When it comes to motion tracking and music, you can follow the breadcrumbs including Max Mathews, Imogen Heap, Beat Saber, a growing research and Kickstarter crowd, and now potentially you. If you’re a DJ using djay Pro AI on an iPad Pro running iOS 14 (utilizing Apple’s Vision Framework) today’s the day you join the party.
An update to Algoriddim’s djay software is now available, and while it includes various new tweaks, the most notable is a touchless Gesture Control interface. You’ll still need your hands for track selection, volume and occasionally the fader, but you can trigger automatic transitions, filter sweeps, scratching and loops with the motion of your hands… placed carefully over an iPad Pro in a well-lit area. So, essentially an environment unlike most DJ booths, but you have to start somewhere.
We haven’t had a chance to go
hands-on hands-above, but a performance video on YouTube from DJ Ravine gives you a pretty good visual walkthrough of the gesture control possibilities. It looks like fun, but I’m curious to see how it works in the real world outside of controlled environments.
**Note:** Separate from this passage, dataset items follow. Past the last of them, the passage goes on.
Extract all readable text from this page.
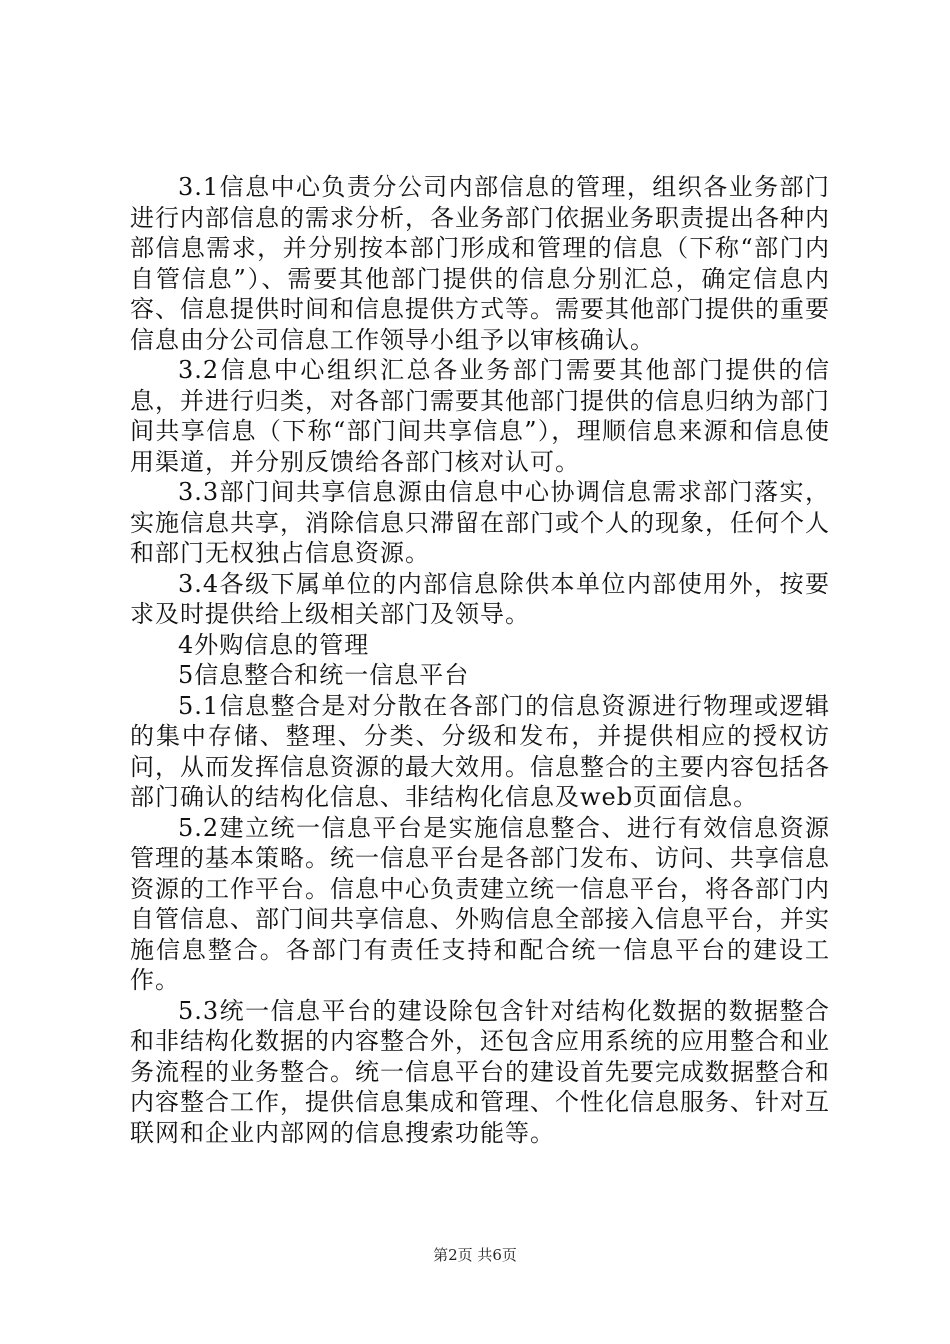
3.1信息中心负责分公司内部信息的管理，组织各业务部门进行内部信息的需求分析，各业务部门依据业务职责提出各种内部信息需求，并分别按本部门形成和管理的信息（下称“部门内自管信息”）、需要其他部门提供的信息分别汇总，确定信息内容、信息提供时间和信息提供方式等。需要其他部门提供的重要信息由分公司信息工作领导小组予以审核确认。

3.2信息中心组织汇总各业务部门需要其他部门提供的信息，并进行归类，对各部门需要其他部门提供的信息归纳为部门间共享信息（下称“部门间共享信息”），理顺信息来源和信息使用渠道，并分别反馈给各部门核对认可。

3.3部门间共享信息源由信息中心协调信息需求部门落实，实施信息共享，消除信息只滞留在部门或个人的现象，任何个人和部门无权独占信息资源。

3.4各级下属单位的内部信息除供本单位内部使用外，按要求及时提供给上级相关部门及领导。

4外购信息的管理

5信息整合和统一信息平台

5.1信息整合是对分散在各部门的信息资源进行物理或逻辑的集中存储、整理、分类、分级和发布，并提供相应的授权访问，从而发挥信息资源的最大效用。信息整合的主要内容包括各部门确认的结构化信息、非结构化信息及web页面信息。

5.2建立统一信息平台是实施信息整合、进行有效信息资源管理的基本策略。统一信息平台是各部门发布、访问、共享信息资源的工作平台。信息中心负责建立统一信息平台，将各部门内自管信息、部门间共享信息、外购信息全部接入信息平台，并实施信息整合。各部门有责任支持和配合统一信息平台的建设工作。

5.3统一信息平台的建设除包含针对结构化数据的数据整合和非结构化数据的内容整合外，还包含应用系统的应用整合和业务流程的业务整合。统一信息平台的建设首先要完成数据整合和内容整合工作，提供信息集成和管理、个性化信息服务、针对互联网和企业内部网的信息搜索功能等。

第2页 共6页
That said, this seems like a great addition to Algoriddim’s quiver of updates that continue to arrive in tandem with Apple’s technological advancements.
The possibilities are wide open, but luckily the Gesture Control tools are kept to a respectable minimum. To trigger the control interface you need to place two hands over the iPad’s camera area where you’ll see on-screen tracking markers to match your hands. There are three feature icons which you can select by hovering over them and clenching your fist to ‘grab’ them.
Enabling the FX tool lets you sift through your filter options and create sweeps within the parameter target zone using a closed fist and an extended finger, similar to the touchpad experience. Opening the clenched hand releases the filter.
Similarly, you can loop segments from a track or scratch with similar hand movements. And if you’d like the AI to take control of the fader, a clap will trigger an automatic transition between tracks. While all this is happening, you can also take advantage of the Neural Mix tools for dropping out audio elements of a track on-the-fly — if you have a free hand, that is.
One of the cool things here is that you don’t need any new hardware, but you gain an interface. This is assuming you have a djay Pro AI subscription ($7 per month) and an iPad Pro (11-inch, 12.9-inch 3rd gen or later, or iPad Air 4th gen or later) running iOS 14. The core djay for iOS app is free in the App Store, but extremely limited.
For those who don’t have the right software and equipment for Gesture Control (or ‘Air DJing’ as they’ve thrown out there), but do have a djay Pro AI subscription, other updates include enhanced MIDI control and easy access to your files stored on Dropbox or Google Drive. You can also keep a visualizer window open next to your virtual decks and choose to stream live photos, TIDAL music videos or your own camera roll videos.